Полицейский неторопливо подошёл к ним, легонько подтолкнул Черныха в плечо.

— Все, пойдём.

Евгений «гусиным шагом», в кандалах, направился в подвал. Там уже стояли заполненные «воронки», ждали только его. Дядя Борух поманил его пальцем и подвинулся, уступая место.

— Ну, как?

— Ничего. Перенесли на неделю.

— Понятно. Инженеру дали три месяца, в Рамле будет отсиживать. А Быку — полтора года, — глаза Дяди Боруха нехорошо сверкнули. — Значит, Натан тебе ничего не передавал?

— Нет, — теперь, когда Евгений избавился от записки, ему уже нечего было скрывать.

— Тебе видней, — старик пожал плечами, — но дело может повернуться таким образом, что и я ничем не смогу помочь. Под богом ходишь, Чёрный. Я ясно излагаю?

— Яснее некуда. Только не понимаю я тебя, Дядя Борух.

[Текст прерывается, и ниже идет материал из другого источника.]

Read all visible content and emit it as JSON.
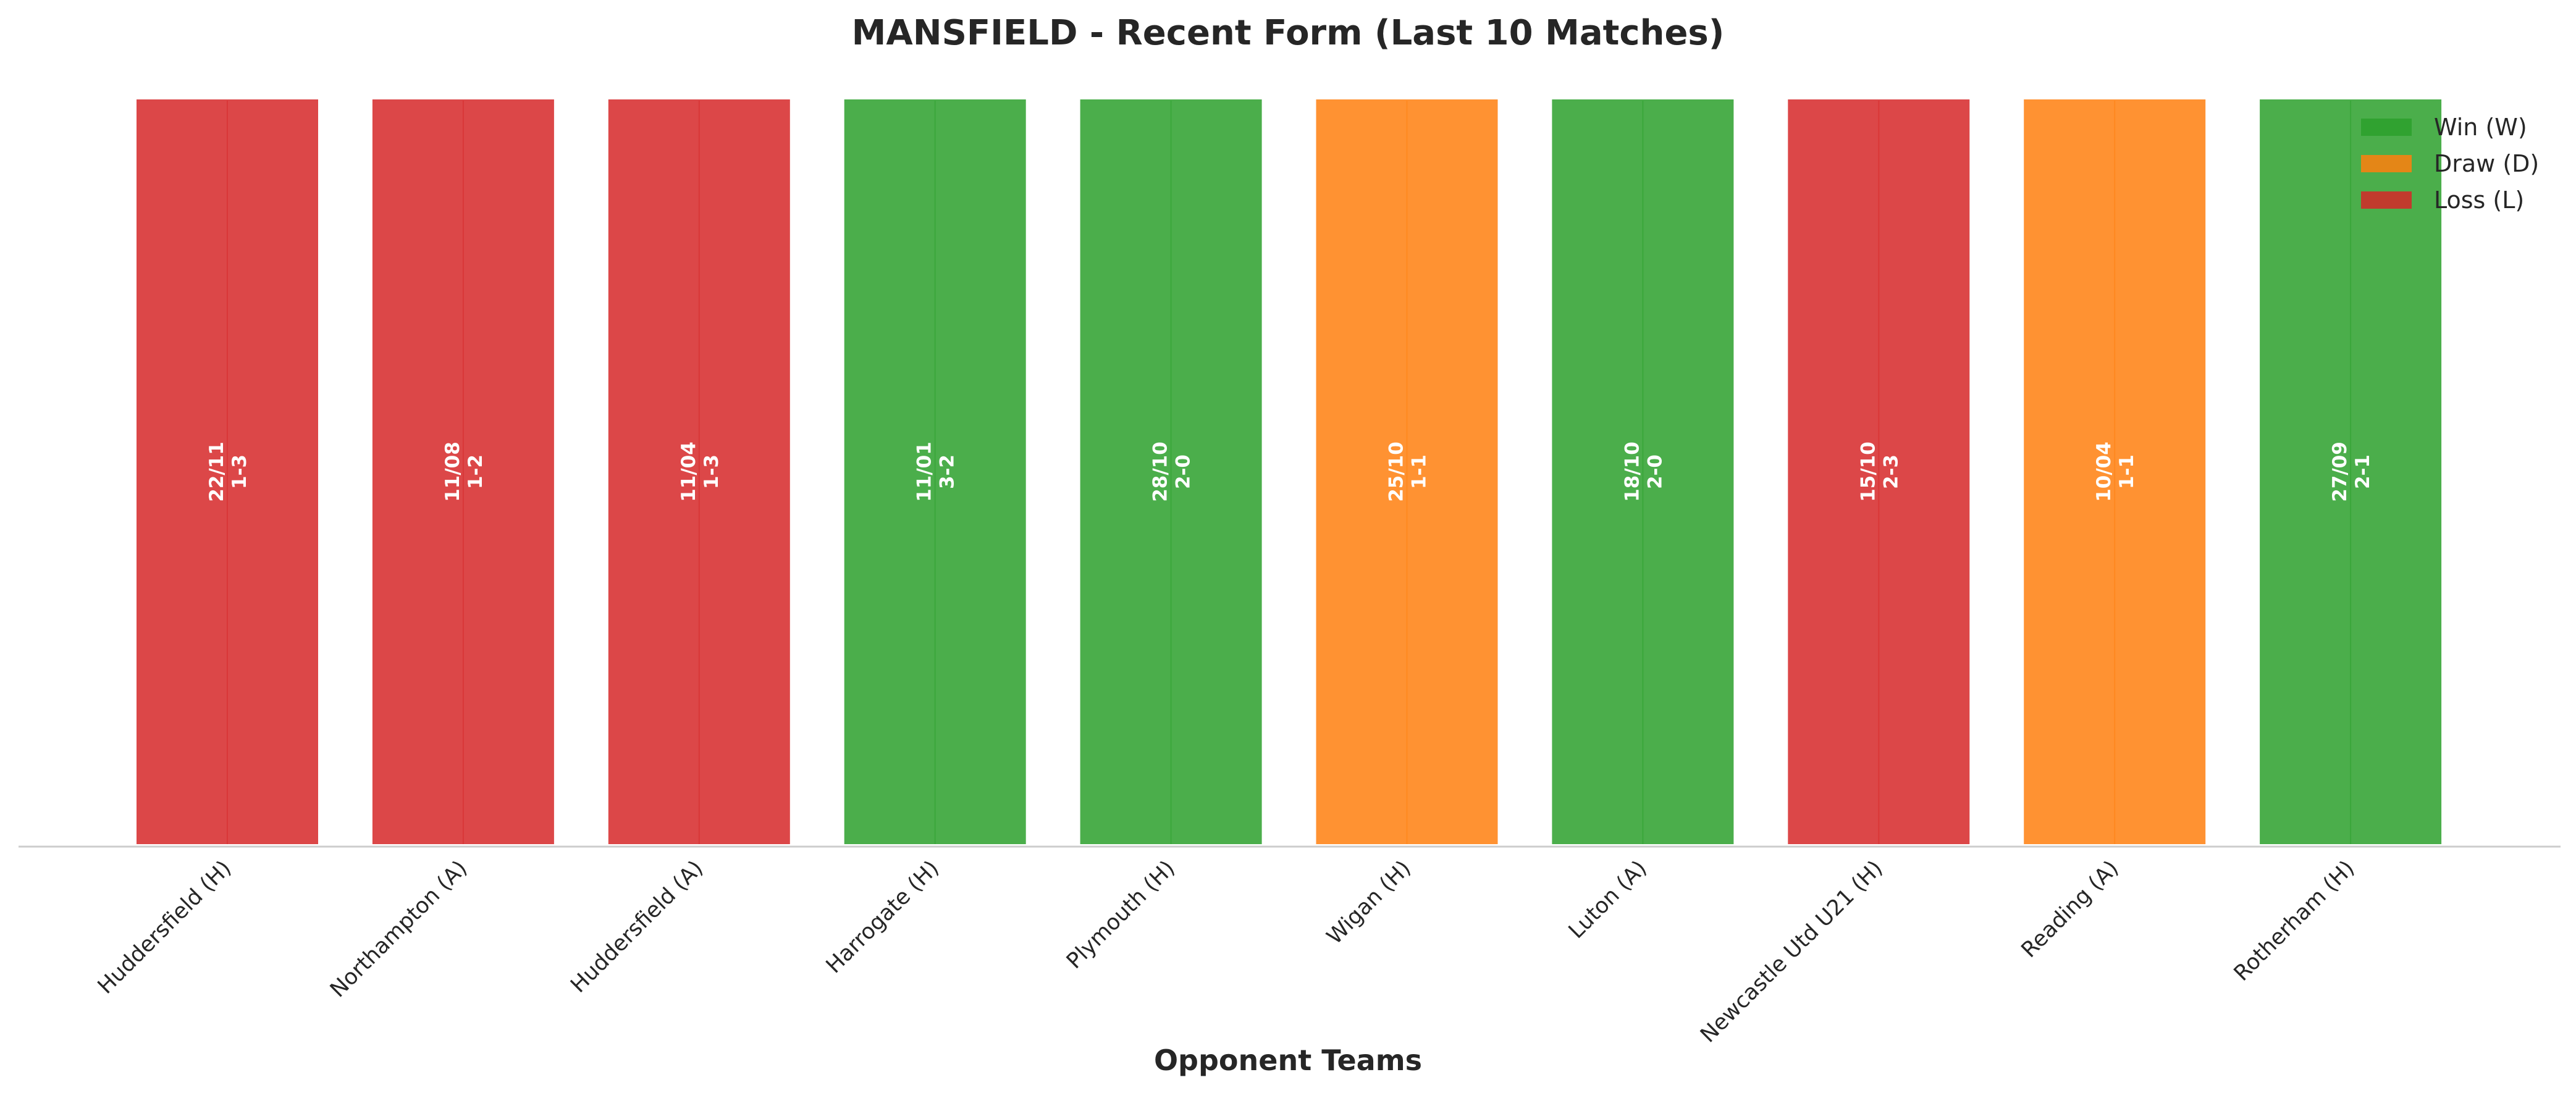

Камера встретила Евгения всеобщим радостным гулом. Он тоже был рад снова встретиться со своими новыми приятелями. Но ещё больше был доволен, когда дежурный вертухай принёс передачу. Там оказался блок сигарет «Ноблес», рыбные консервы, палка колбасы, печенье, несколько пачек чая и спортивный костюм.

— Гуляем, ребята, — Евгений вывалил содержимое на нижнюю шконку, отодвинул в сторону сигареты и костюм.

— Отложи для Дяди Боруха, — сказал Игорь Шульман. — Внеси, так сказать, свою долю в общак.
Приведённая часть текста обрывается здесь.